Sakti menegaskan, setelah rapat internal tersebut, DPRD berencana memanggil pihak-pihak terkait, mulai dari lurah, camat, hingga Panmus, untuk dimintai penjelasan secara langsung. “Jika memang ditemukan persoalan di lapangan, tentu akan kami dalami. DPRD Kota Tebing Tinggi dipastikan menjalankan fungsi pengawasan dan kontroling terhadap jalannya pemerintahan di daerah,” tegasnya.
Ketua DPRD Kota Tebing Tinggi juga menegaskan, komitmen lembaganya adalah menjaga marwah musyawarah dan memastikan proses Pilkepling berjalan sesuai prinsip keadilan, transparansi, dan partisipasi warga. Melalui Ketua DPRD Kota Tebing Tinggi, atas nama lembaga Legislatif menghimbau agar masyarakat tetap tenang dan tetap menjaga ketertiban dan kondusifitas di masing-masing lingkungan.
Menjadi catatan, jika dugaan-dugaan tersebut terbukti, DPRD Kota Tebing Tinggi menilai persoalan Pilkepling tidak lagi sebatas polemik administratif, melainkan menyentuh kepercayaan publik terhadap demokrasi di tingkat lingkungan.
DPRD Kota Tebing Tinggi memastikan akan menggunakan kewenangan pengawasan secara maksimal agar jabatan kepala lingkungan tidak lahir dari rekayasa, tetapi dari proses musyawarah yang benar-benar mencerminkan kehendak warga. Ketua DPRD menegaskan, komitmen lembaganya adalah menjaga marwah musyawarah dan memastikan proses Pilkepling berjalan sesuai prinsip keadilan, transparansi, dan partisipasi warga.
Jika dugaan-dugaan tersebut terbukti, DPRD menilai persoalan Pilkepling tidak lagi sebatas polemik administratif, melainkan menyentuh kepercayaan publik terhadap demokrasi di tingkat lingkungan.

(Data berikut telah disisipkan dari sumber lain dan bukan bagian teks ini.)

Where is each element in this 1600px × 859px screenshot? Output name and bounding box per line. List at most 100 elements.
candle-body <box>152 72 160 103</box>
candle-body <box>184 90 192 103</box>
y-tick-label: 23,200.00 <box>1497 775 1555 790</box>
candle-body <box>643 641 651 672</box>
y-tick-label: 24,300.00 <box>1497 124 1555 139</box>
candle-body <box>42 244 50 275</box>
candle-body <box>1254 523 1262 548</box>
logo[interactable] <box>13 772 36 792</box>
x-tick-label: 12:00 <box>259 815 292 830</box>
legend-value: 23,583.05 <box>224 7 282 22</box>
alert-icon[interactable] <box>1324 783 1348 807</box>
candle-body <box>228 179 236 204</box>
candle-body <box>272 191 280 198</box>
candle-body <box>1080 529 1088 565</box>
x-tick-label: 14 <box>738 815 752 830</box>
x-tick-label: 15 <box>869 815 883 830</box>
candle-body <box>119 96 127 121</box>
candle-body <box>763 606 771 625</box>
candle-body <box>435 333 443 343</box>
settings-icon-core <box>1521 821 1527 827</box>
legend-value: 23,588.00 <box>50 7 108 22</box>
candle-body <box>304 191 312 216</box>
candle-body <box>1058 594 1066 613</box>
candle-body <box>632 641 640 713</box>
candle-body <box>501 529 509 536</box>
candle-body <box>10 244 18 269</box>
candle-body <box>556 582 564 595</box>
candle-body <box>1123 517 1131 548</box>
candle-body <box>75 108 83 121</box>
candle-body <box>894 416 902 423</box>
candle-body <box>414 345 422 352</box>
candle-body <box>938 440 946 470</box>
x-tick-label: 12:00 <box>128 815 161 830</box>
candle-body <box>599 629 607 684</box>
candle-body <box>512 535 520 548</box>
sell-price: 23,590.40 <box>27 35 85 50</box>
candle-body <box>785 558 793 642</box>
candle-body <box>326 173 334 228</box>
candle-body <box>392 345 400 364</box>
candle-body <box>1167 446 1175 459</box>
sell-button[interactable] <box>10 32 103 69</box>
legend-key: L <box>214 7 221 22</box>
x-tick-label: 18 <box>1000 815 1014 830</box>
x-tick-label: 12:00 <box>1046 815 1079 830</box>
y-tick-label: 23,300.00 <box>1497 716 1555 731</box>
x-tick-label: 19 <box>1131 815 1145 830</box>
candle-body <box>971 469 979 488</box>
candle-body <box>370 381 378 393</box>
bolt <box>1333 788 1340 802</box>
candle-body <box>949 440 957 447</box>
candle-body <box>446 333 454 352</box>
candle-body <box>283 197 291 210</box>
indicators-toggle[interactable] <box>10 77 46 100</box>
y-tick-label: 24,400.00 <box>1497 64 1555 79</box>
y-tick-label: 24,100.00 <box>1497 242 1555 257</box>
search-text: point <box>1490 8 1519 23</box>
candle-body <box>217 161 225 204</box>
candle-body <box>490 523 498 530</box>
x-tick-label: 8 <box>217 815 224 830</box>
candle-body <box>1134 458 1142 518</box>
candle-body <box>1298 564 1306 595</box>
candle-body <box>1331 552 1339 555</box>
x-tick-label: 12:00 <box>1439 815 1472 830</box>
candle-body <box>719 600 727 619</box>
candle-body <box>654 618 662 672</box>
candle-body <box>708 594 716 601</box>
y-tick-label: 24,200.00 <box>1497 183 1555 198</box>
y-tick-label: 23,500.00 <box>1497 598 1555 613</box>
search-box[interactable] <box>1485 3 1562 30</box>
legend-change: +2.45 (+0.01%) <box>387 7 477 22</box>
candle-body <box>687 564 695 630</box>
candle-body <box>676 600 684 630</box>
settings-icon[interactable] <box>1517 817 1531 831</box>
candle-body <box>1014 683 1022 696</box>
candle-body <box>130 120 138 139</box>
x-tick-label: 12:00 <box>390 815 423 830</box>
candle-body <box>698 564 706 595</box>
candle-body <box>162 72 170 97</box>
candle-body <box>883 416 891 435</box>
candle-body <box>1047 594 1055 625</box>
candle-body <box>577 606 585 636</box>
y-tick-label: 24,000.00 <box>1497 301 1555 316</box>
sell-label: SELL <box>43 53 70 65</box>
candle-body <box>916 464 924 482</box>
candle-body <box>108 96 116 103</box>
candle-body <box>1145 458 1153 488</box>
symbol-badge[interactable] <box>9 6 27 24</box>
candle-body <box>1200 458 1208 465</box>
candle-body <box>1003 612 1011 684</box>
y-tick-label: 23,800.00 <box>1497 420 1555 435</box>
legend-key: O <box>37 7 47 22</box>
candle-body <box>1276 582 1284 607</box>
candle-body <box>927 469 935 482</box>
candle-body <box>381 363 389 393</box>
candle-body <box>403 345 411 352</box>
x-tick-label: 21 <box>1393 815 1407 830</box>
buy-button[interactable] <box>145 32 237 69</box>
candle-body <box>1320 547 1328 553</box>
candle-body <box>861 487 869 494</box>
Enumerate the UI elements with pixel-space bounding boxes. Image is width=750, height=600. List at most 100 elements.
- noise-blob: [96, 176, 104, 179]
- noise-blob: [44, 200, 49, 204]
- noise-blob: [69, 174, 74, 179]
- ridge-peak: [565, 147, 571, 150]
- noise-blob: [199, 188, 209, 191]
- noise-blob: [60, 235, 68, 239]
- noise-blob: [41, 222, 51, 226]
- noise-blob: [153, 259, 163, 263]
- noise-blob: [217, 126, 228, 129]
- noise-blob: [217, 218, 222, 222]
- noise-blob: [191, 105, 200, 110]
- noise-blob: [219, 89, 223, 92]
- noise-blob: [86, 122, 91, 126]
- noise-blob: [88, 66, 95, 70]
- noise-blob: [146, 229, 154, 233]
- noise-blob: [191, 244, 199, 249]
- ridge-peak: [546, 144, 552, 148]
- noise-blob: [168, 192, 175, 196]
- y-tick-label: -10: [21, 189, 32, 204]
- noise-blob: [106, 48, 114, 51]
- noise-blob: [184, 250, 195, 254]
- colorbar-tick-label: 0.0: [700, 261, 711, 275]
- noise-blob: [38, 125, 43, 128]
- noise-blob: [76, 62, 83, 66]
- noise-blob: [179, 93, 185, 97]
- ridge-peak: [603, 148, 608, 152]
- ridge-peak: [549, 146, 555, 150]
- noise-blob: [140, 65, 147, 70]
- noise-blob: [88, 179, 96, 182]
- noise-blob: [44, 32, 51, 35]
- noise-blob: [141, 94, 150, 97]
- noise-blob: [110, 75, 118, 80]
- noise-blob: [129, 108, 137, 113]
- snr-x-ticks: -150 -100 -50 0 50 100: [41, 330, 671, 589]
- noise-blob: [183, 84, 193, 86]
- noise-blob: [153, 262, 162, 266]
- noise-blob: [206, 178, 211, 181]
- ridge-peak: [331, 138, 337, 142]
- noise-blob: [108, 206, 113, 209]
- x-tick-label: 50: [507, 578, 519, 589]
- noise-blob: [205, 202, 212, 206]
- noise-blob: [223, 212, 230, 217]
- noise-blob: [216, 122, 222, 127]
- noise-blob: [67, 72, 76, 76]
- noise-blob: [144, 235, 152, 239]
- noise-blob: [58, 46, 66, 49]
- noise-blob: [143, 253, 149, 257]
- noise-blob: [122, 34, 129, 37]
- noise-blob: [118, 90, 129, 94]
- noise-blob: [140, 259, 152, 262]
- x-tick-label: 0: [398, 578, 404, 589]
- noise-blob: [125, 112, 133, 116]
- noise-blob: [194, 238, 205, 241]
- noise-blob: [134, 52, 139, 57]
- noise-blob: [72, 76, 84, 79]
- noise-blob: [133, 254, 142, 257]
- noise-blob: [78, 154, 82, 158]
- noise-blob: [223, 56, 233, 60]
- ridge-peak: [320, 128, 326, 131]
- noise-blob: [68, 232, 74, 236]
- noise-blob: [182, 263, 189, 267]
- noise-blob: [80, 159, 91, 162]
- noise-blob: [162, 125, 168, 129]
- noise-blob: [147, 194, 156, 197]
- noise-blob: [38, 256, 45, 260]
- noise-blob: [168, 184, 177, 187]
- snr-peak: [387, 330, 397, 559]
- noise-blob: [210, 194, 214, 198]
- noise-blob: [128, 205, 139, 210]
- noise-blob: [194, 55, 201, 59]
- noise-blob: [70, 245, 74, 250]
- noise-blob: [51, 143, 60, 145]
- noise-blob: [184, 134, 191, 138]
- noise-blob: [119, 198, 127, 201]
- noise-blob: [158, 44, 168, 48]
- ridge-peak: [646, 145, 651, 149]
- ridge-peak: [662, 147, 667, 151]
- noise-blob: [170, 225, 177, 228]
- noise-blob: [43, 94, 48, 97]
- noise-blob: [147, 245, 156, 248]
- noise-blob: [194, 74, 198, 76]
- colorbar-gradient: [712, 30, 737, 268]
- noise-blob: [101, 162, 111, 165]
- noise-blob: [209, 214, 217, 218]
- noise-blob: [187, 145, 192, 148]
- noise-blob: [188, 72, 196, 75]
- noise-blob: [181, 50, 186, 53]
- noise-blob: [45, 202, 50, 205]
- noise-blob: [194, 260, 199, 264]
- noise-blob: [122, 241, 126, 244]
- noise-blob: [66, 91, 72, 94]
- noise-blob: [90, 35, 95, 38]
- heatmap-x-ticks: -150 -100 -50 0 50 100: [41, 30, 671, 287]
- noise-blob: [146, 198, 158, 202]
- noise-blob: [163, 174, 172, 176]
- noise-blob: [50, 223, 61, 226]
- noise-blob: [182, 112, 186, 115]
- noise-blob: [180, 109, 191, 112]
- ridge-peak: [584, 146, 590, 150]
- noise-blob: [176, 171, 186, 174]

Sebelumnya, warga di sejumlah kelurahan di Kota Tebing Tinggi menyuarakan keberatan atas proses Pilkepling yang dinilai tidak transparan. Muncul dugaan kuat adanya calon kepling “titipan”, musyawarah yang hanya bersifat formalitas, hingga praktik penentuan hasil sebelum proses seleksi selesai.
Di kelurahan Durian misalnya, sejumlah calon kepling dilaporkan memilih walk out. Di kelurahan lain, warga juga menyebut adanya calon yang disarankan oleh oknum tertentu untuk mengundurkan diri atau tidak menghadiri seleksi karena dinilai sudah dipastikan kalah oleh Panmus. ( MET ).